Supplementary material available online

Supplementary Tables I–V showing to be found online at http://informahealthcare.com/doi/abs/10.3109/08037051.2015.1058595.

Acknowledgements

The authors gratefully acknowledge the expert clerical assistance of Mrs Annick De Soete and Mrs Renilde Wolfs (Studies Coordinating Centre, Leuven).

Funding

The European Union [HEALTH-2011.2.4.2-2- EU-MASCARA, HEALTH-F7-305507 HOMAGE and the European Research Council Advanced Researcher Grant-2011-294713-EPLORE] and the Fonds voor Wetenschappelijk Onderzoek Vlaanderen, Ministry of the Flemish Community, Brussels, Belgium [G.0881.13 and G.088013] currently support the Studies Coordinating Centre in Leuven. The Charles University [grants UNCE 204010 and PRVOUK 35] supported the PRAGUE-15 trial.

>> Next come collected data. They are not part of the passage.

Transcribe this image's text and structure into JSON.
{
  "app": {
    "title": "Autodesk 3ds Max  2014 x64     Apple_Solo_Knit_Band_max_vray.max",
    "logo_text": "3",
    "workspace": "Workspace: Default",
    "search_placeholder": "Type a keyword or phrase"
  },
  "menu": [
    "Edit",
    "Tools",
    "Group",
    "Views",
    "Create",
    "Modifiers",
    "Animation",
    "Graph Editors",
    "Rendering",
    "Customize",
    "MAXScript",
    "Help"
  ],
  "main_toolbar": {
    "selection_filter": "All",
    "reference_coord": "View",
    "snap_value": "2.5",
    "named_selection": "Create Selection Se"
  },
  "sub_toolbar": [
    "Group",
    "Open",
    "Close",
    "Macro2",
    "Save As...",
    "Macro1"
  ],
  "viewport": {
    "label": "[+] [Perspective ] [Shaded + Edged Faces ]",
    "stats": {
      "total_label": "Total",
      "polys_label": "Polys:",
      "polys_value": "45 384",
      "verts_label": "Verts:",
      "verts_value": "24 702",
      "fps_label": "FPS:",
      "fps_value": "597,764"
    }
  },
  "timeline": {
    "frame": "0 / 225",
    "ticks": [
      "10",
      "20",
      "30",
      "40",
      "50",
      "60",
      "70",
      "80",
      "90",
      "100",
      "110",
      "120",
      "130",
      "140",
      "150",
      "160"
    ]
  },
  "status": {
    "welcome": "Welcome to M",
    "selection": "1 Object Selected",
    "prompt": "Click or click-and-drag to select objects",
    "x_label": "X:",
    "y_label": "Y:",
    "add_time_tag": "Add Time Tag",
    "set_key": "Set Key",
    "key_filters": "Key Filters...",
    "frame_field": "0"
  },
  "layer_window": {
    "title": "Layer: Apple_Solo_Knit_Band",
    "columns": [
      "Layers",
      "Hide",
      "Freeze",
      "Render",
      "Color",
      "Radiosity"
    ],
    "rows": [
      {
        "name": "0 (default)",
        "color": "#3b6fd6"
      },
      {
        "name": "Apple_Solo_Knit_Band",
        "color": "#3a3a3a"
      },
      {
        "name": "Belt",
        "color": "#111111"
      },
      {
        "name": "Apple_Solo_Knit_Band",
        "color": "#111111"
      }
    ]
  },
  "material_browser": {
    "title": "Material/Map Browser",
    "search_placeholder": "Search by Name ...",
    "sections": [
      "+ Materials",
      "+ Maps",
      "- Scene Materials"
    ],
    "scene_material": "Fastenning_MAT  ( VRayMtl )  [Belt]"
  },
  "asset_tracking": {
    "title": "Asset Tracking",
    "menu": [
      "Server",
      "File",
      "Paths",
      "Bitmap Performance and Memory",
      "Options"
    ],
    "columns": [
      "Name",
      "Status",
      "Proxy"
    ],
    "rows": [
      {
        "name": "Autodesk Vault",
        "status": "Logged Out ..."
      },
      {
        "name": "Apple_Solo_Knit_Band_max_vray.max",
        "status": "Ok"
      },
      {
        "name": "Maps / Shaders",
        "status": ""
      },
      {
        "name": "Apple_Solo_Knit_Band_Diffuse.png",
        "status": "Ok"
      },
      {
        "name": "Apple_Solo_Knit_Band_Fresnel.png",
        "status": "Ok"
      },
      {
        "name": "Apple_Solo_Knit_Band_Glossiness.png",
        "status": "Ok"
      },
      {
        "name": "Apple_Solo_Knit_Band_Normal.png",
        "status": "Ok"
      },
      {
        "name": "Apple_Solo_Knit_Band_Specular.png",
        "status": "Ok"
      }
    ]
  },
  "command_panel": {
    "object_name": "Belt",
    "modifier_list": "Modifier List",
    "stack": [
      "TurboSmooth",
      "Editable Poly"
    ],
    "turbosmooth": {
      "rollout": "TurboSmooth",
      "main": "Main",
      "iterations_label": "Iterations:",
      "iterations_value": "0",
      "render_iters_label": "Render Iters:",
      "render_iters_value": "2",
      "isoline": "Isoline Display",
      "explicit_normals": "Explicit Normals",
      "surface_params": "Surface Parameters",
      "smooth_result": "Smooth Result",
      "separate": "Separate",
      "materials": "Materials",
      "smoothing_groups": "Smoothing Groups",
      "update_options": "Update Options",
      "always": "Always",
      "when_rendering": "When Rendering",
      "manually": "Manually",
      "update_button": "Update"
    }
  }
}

Declaration of interest: FEMFE received lecturing fees from Medtronic and Hemo Sapiens. ACL received honoraria from Hemo Sapiens and Merck, Sharpe and Dohme. MS received consulting fees, honoraria travel grants payments for reviews and educational presentations from manufacturers of devices for renal denervation including Boston Scientific, Cordis, Medtronic and ReCor, was a coinvestigator in SYMPLICITY HTN-2 (Ardian/Medtronic) and Reduce-HTN (Vessix/Boston Scientific Corporation), and has Recor stock options. MA received honoraria and lecturing fees from Boston Scientific Corporation, Cordis, CVRx, Servier and Vessix, and was a coinvestigator in SYMPLICITY HTN-2 (Ardian/Medtronic) and Reduce-HTN (Vessix/Boston Scientific Corporation). SEK received lecture and consultancy honoraria from AstraZeneca, Bayer, Medtronic, Merck Sharpe and Dohme, Novartis, Serodus and Takeda. Medtronic supported the SYMPLICITY-Japan trial, in which KK and KS were investigators. The other coauthors declare no conflicts of interest.